CMS parallel initial mark

Fri Jun 7 18:17:42 UTC 2013

On 6/7/2013 4:23 AM, Thomas Schatzl wrote:
> Hi all,
>
>    some notes about the second patch, the modified eden boundary
> sampling; in general I think the idea is good (Jon suggested that it
> should become default), but imho there are some issues with the
> implementation.
>
> On Tue, 2013-05-28 at 17:24 -0700, Hiroshi Yamauchi wrote:
>> Hi,
>>
>> I'd like to have the following contributed if it makes sense.
>>
>>
>> 2) Now, here's a related issue and a suggested fix/patch for it:
>>
>> I see that the initial mark and remark pause times sometimes spike
>> with a large young generation. For example, under a 1 GB young gen / 3
>> GB heap setting, they occasionally spike up to ~500 milliseconds from
>> the normal < 100 ms range, on my machine. As far as I can tell, this
>> happens when the eden is fairly occupied (> 700 MB full) and not
>> sufficiently divided up and the parallelism decreases (at the worst
>> case it becomes almost single-threaded.)
>>
>> Here's a suggested patch in a separate patch:
>>
>>    http://cr.openjdk.java.net/~hiroshi/webrevs/edenchunks/webrev.00/
>>
>> that attempts to improve on this issue by implementing an alternative
>> way of dividing up the eden into chunks for an increased parallelism
>> (or better load balancing between the GC threads) for the young gen
>> scan portion of the remark phase (and the now-parallelized initial
>> mark phase.) It uses a CAS-based mechanism that samples the object
>> boundaries in the eden space on the slow allocation code paths (eg. at
>> the TLAB refill and large object allocation times) at all times.
> - this patch is for DefNew/CMS only it seems. Is this correct?
>
> - in the Hotspot code base explicit != NULL checks are done for whatever
> reason. To keep the same style it would be nice to update the checks
> whether to do the sampling ("if (CMSEdenChunksRecordAlways &&
> _next_gen)") accordingly.
>
> (the next point is not an issue of the patch)
> - the check whether there is a _next_gen is odd - I do not think that
> DefNew works as a generation without an older generation, but I'm not
> sure.
You're correct that DefNew needs to have a _next_gen.
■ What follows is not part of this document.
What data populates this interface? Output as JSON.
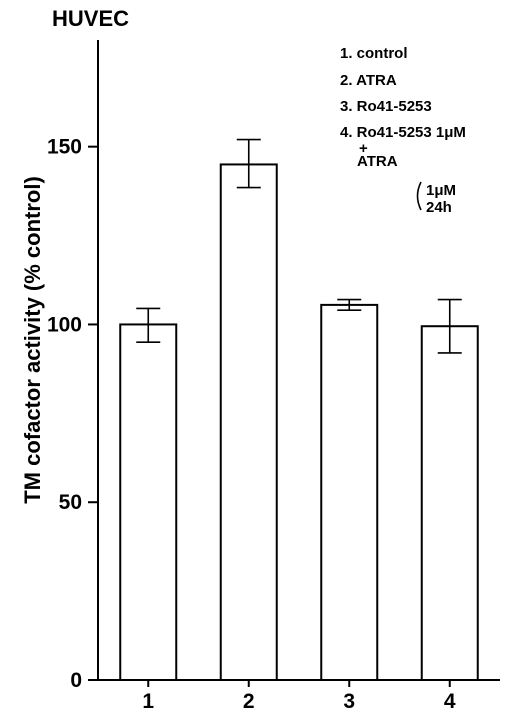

> Looking at other similar code checking for _next_gen != NULL, the
> response is typically to update _next_gen and then asserting that
> _next_gen is != NULL. E.g.
>
>    if (_next_gen == NULL) {
>      GenCollectedHeap* gch = GenCollectedHeap::heap();
>      _next_gen = gch->next_gen(this);
>      assert(_next_gen != NULL,
>             "This must be the youngest gen, and not the only gen");
>    }
>
> Jon?

Yes, except in a very few situations, _next_gen should be set.
Exceptions I would expect is during initialization.  At the point
Thomas indicates and assertion would be sufficient.

assert(_next_gen != NULL, "...");

>
> - I think CMSCollector::_eden_chunk_sampling_active should be volatile
> to avoid any clever compilers skipping the read in sample_eden_chunk().
> (Although I don't think it's possible here). See also below for avoiding
> that variable completely.

Could you explain you thinking for making it volatile.  As you have, I 
didn't think
it was necessary and thought ,"If not necessary, don't do it".

>
> - in the CMSCollector::CMSCollector() initialization list, the
> initialization of _eden_chunk_sampling_active breaks the "-- ditto --"
> list, which looks strange. (Actually I think the comment that a variable
> may eventually be set in the ctor again later seems questionable anyway)
>
> - instead of checking whether _eden_chunk_array is NULL to detect
> whether you can sample I would prefer if the same predicate as in the
> initialization (gch->supports_inline_contig_alloc()) were used.
> (I think the change just copied what was done in the previous version of
> concurrentMarkSweepGeneration.cpp:4515 has been done)
>
> Maybe create a new predicate for that, used everywhere.
>
> (btw, throughout this code there is a lot of checking whether some
> NEW_C_HEAP_ARRAY returned NULL or not, and does elaborate recovery -
> however by default NEW_C_HEAP_ARRAY fails with an OOM anyway... - but
> that is certainly out of scope)

Thomas, could you file a CR for fixing that?  Thanks.

>
> Same for checking whether _survivor_chunk_array is NULL - at the moment
> sometimes _survivor_chunk_array is checked against NULL to avoid
> entering code (in print_eden_and_survivor_chunk_arrays()).
>
> The condition that could be used is the one that triggers allocation of
> _survivor_chunk_array: (CMSParallelRemarkEnabled &&
> CMSParallelSurvivorRemarkEnabled) in
> concurrentMarkSweepGeneration.cpp:728.

Personally, I like a check like if (_eden_chunk_array != NULL)
better. I think it is more future proof.   For whatever reason we don't
try to dereference _eden_chunk_array if it is NULL.  An assertion
checking that

(CMSParallelRemarkEnabled &&
CMSParallelSurvivorRemarkEnabled)

is true would we be appropriate.

Jon

>
> - the code to get the lock on _eden_chunk_sampling_active seems to be
> needlessly complicated.
>
> Please consider using a dedicated Monitor in conjunction with
> try_lock(). I.e.
>
> in CMSCollector add a
>
> Monitor * _cms_eden_sampling_lock; // initialize in the constructor
>
> and then
>
> if (_cms_eden_sampling_lock->try_lock()) {
>
>    // do sampling
>
>    _cms_eden_sampling_lock->unlock();
> }
>
> Monitor::try_lock() boils down to the exactly same code, uses a CAS to
> obtain the lock. I cannot see a reason to roll an own lock
> implementation here.
>
> Hiroshi, is it possible for you to take another look at this change? It
> would help us a lot. If there are questions, please do not hesitate to
> ask.
>
> Thanks a lot for your contributions so far,
> Thomas
>